I'm very close to reach my goal as you can see, but for some reason, the closing tag for operations doesn't get it's own row as supposed. Which makes me questioning my way of doing it. So, questions:

1. Am I using threads in the right way?
2. Am I thinking correct regarding the "lock" usage?
3. Do you see any other pitfalls regarding scoping and such?
4. Can I fix the particular problem?

The resulting document _doesn't_ need to be formatted as such, I'm just questioning my own ways of using threading in this case. Maybe XML::Writer doesn't support it? Or maybe a filehandle issue?

Replies are listed 'Best First'.
Re: Multithreaded xml writing using XML::Writer
by BrowserUk (Patriarch) on May 03, 2010 at 11:25 UTC

    No. No. Yes. Yes, by starting again and doing things differently.

    Sharing an object ($writer), via closure, means that each thread gets its own copy of the object. Now if the object needs to remember any information internally, say about what it has already done, then each copy will not know what the other copy has done, and both will get very confused.

    Also, lock() can only be used upon shared variables. And since you aren't using threads::shared, you should probably be getting warnings about the way you are using it. If you aren't, then it must mean you aren't using warnings either, and that is a very unwise decision if you intend to use threading.


    Examine what is said, not who speaks -- Silence betokens consent -- Love the truth but pardon error.
    "Science is about questioning the status quo. Questioning authority".
    In the absence of evidence, opinion is indistinguishable from prejudice.
      Ok, I will have a look at threads::shared.
      But other than that, is it a good thing to use XML::Writer in a multithread fashion?

        I wonder what you try to gain by using multiple threads with what is essentially an IO-bound operation.

        I wouldn't try to do IO on the same channel with more than one thread. If you want to create XML fragments and output them in parallel, I would create the fragments in separate threads and send them to one output thread via Thread::Queue.

        is it a good thing to use XML::Writer in a multithread fashion?

        The way you are doing it, no.

        Since both threads are writing to the same file, and they cannot safely both be writing at the same time, you would have to serialise them to prevent them intermingling their outputs. And that means there would be nothing gained by threading that paret of the process.

        But, reading the subtext of your question, the gain you are hoping for is not in the writing of the XML output, but in the sourcing of the data written. That is to say, you imply that you are fetching data from two (or more) sources. As you do not show where or how you are sourcing that data, it is impossible to say whether there would be any advantage in using threading for that part of the process.

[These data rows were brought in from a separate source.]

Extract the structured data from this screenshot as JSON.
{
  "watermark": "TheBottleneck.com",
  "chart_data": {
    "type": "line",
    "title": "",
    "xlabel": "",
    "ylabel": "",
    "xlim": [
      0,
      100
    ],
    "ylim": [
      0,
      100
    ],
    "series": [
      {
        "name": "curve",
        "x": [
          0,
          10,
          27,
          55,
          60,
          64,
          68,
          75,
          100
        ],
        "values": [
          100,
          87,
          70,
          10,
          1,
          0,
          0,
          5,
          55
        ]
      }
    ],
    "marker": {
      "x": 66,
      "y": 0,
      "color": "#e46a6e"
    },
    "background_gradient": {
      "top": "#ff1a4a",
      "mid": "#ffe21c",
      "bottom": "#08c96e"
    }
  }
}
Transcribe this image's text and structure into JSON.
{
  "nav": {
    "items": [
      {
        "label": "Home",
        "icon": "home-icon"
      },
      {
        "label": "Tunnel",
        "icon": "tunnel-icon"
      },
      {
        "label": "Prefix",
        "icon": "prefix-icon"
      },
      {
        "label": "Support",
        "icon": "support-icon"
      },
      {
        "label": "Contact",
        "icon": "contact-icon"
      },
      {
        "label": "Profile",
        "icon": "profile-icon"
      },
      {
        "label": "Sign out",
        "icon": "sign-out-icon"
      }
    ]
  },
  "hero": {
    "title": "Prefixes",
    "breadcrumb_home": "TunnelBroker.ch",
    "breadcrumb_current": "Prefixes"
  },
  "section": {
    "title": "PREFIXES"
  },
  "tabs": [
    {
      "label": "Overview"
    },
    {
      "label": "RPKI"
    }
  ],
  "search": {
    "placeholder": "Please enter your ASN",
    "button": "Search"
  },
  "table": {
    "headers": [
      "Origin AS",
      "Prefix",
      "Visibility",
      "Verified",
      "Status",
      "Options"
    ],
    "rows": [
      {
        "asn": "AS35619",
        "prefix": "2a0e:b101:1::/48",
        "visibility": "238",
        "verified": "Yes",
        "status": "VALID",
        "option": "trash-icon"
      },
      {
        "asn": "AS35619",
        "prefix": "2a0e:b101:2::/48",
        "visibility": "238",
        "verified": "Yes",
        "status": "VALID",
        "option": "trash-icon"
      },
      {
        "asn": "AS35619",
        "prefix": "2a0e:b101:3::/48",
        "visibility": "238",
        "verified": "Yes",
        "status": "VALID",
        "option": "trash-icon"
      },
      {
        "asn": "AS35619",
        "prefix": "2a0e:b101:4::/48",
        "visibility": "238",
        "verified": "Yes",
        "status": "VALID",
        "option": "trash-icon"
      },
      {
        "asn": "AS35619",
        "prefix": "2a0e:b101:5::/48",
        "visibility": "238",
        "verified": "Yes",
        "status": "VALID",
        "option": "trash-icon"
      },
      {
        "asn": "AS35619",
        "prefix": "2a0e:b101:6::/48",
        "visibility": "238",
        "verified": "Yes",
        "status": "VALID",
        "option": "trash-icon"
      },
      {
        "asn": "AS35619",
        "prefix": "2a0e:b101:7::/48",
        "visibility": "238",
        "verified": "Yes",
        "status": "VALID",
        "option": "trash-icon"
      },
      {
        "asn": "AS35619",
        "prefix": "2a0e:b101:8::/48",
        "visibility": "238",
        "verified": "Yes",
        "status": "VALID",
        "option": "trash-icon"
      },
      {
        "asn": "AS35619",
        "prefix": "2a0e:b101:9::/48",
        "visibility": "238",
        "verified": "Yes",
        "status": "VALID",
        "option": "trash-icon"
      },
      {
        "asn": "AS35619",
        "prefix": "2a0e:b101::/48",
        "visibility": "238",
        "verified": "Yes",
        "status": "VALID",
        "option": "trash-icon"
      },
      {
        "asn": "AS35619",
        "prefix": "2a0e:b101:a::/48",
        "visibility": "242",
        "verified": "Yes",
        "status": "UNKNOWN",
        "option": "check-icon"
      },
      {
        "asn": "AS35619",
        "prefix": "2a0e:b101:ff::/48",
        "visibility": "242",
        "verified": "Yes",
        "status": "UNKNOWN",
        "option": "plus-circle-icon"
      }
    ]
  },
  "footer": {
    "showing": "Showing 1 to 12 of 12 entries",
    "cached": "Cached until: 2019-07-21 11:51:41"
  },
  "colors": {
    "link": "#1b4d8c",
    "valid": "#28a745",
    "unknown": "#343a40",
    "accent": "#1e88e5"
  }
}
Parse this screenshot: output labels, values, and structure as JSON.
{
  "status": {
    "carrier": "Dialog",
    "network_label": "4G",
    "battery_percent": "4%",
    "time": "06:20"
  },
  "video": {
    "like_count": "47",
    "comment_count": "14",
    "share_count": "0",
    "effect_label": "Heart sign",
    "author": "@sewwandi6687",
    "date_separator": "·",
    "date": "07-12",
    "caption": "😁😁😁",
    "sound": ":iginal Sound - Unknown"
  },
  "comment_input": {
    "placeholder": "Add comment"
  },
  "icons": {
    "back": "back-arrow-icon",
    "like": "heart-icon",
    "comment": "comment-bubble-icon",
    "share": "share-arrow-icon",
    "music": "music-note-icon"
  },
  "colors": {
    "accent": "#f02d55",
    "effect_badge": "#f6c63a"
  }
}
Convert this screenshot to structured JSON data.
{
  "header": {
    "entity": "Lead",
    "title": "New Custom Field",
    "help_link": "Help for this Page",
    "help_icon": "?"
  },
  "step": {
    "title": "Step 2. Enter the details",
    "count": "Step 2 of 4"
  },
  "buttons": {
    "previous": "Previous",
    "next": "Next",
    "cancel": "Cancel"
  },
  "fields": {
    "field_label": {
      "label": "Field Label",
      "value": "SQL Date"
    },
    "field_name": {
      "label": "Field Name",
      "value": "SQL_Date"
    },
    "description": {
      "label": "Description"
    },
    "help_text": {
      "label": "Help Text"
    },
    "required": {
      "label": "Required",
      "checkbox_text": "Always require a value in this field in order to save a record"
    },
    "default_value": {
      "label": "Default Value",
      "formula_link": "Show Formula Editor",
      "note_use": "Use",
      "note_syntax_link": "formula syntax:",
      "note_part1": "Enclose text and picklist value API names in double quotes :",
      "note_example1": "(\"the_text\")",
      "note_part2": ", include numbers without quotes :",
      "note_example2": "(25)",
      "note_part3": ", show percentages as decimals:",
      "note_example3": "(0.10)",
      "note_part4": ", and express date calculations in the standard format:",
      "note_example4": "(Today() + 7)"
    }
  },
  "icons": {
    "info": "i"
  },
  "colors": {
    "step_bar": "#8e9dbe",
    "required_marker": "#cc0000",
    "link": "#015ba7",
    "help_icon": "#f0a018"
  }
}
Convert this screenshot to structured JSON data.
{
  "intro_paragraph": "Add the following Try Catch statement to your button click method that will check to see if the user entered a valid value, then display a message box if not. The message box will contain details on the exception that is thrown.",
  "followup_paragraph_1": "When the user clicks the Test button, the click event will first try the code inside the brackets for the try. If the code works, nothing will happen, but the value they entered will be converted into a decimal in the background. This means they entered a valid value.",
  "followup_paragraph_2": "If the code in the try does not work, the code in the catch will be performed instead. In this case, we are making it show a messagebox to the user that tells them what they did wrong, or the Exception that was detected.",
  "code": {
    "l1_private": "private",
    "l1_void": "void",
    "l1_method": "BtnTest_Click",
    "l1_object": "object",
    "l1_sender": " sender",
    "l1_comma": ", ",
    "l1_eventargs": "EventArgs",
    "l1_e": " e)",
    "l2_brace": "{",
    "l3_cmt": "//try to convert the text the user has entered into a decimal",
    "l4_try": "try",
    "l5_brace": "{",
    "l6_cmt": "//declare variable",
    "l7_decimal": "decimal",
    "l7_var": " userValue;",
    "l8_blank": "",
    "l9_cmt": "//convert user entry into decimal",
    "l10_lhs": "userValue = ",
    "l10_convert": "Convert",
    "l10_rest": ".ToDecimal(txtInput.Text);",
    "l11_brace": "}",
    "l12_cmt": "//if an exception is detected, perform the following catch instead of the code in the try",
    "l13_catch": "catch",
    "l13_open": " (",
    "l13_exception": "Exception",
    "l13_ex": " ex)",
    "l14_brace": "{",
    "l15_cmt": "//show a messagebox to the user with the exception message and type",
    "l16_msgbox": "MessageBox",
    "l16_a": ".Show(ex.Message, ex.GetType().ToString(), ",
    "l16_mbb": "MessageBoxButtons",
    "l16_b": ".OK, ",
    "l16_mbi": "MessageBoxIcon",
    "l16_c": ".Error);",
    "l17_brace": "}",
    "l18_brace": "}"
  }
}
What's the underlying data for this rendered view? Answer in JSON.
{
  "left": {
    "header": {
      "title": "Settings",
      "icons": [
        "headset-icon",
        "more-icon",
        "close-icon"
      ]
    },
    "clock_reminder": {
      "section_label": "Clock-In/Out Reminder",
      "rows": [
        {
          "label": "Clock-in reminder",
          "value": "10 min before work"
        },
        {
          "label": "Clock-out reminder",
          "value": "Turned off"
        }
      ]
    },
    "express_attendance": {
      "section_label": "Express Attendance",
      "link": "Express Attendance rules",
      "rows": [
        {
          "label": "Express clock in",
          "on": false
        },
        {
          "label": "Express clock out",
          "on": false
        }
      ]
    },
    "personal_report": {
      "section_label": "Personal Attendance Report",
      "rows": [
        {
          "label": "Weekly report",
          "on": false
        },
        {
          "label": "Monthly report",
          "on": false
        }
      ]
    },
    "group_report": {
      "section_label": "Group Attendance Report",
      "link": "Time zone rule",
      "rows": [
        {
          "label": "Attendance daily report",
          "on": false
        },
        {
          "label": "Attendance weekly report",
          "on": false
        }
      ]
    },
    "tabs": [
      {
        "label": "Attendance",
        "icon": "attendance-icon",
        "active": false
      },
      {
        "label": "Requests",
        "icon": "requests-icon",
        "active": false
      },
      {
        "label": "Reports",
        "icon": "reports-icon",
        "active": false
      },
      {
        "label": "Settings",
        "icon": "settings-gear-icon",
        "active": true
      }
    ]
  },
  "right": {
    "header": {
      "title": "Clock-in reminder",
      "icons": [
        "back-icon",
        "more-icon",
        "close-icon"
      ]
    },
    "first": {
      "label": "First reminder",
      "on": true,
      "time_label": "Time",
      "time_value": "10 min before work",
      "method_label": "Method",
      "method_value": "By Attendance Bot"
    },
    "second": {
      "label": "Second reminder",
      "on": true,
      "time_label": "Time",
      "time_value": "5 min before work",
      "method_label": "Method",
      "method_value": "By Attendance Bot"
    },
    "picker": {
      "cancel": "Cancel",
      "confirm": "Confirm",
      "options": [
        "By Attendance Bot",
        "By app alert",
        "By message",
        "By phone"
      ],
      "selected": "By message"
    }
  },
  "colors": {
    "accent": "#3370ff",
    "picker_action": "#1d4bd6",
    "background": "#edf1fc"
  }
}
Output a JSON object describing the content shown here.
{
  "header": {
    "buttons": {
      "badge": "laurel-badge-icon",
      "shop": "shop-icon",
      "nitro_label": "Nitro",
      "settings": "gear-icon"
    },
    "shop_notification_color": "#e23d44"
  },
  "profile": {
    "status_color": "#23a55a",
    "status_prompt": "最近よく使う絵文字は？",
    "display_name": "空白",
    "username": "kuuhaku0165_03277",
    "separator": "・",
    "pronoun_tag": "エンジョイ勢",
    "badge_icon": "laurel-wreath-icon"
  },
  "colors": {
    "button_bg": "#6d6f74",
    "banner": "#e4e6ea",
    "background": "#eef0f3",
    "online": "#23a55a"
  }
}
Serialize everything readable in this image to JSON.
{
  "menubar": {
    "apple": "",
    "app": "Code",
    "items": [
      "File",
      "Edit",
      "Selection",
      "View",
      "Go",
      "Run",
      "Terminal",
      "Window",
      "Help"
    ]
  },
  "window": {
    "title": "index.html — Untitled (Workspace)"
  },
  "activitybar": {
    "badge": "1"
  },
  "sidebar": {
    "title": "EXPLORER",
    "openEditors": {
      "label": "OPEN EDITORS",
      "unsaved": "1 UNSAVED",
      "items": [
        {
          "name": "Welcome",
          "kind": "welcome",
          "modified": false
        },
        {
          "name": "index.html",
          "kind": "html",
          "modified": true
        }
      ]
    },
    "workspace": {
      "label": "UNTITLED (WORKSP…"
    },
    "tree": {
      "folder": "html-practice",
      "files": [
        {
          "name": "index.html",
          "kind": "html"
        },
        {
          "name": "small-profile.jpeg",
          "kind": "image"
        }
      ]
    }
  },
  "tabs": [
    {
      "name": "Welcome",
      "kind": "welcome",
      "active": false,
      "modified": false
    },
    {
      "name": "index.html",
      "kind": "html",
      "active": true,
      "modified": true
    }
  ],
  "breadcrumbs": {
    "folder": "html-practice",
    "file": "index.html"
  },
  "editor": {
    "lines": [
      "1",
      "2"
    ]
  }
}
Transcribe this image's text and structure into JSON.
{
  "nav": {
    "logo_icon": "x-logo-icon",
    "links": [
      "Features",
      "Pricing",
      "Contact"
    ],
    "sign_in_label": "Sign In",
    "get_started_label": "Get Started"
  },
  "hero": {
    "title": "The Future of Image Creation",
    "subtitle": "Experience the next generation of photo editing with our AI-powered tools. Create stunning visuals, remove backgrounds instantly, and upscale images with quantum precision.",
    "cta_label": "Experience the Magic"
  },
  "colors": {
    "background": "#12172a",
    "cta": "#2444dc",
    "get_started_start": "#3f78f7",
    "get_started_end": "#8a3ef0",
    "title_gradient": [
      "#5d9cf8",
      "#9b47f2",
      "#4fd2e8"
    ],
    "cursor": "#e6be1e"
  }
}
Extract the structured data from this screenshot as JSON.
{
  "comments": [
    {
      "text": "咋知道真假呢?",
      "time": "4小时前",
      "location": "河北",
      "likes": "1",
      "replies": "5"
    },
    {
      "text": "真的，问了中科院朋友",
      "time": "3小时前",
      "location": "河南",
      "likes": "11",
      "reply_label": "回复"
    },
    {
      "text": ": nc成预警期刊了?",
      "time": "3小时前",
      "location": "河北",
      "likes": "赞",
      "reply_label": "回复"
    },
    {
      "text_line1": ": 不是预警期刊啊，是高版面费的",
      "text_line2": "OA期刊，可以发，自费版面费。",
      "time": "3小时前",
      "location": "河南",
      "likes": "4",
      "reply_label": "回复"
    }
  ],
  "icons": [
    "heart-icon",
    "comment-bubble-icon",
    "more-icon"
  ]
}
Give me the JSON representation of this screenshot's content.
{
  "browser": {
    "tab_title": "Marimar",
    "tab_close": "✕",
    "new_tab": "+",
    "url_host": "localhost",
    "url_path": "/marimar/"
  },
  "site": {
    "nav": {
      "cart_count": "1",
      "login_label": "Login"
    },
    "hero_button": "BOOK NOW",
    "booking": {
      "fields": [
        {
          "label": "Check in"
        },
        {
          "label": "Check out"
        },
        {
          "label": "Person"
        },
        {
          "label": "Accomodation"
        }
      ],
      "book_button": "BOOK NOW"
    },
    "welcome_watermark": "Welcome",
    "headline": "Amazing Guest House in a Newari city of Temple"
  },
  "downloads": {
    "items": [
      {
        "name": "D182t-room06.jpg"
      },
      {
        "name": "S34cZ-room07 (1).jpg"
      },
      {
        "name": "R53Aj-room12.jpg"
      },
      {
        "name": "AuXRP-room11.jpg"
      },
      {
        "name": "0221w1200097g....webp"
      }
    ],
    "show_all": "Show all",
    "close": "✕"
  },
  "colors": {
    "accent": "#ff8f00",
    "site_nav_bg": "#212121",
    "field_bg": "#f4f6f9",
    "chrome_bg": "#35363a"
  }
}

        If, for example, you are fetching the data from two different servers, there may be some gains to be had by overlapping the fetching of the data, and then feeding the data fetched back to a single thread for writing to a file as XML.

        But you'll need to describe the whole process from end to end to get good wisdom on that.


        Examine what is said, not who speaks -- Silence betokens consent -- Love the truth but pardon error.
        "Science is about questioning the status quo. Questioning authority".
        In the absence of evidence, opinion is indistinguishable from prejudice.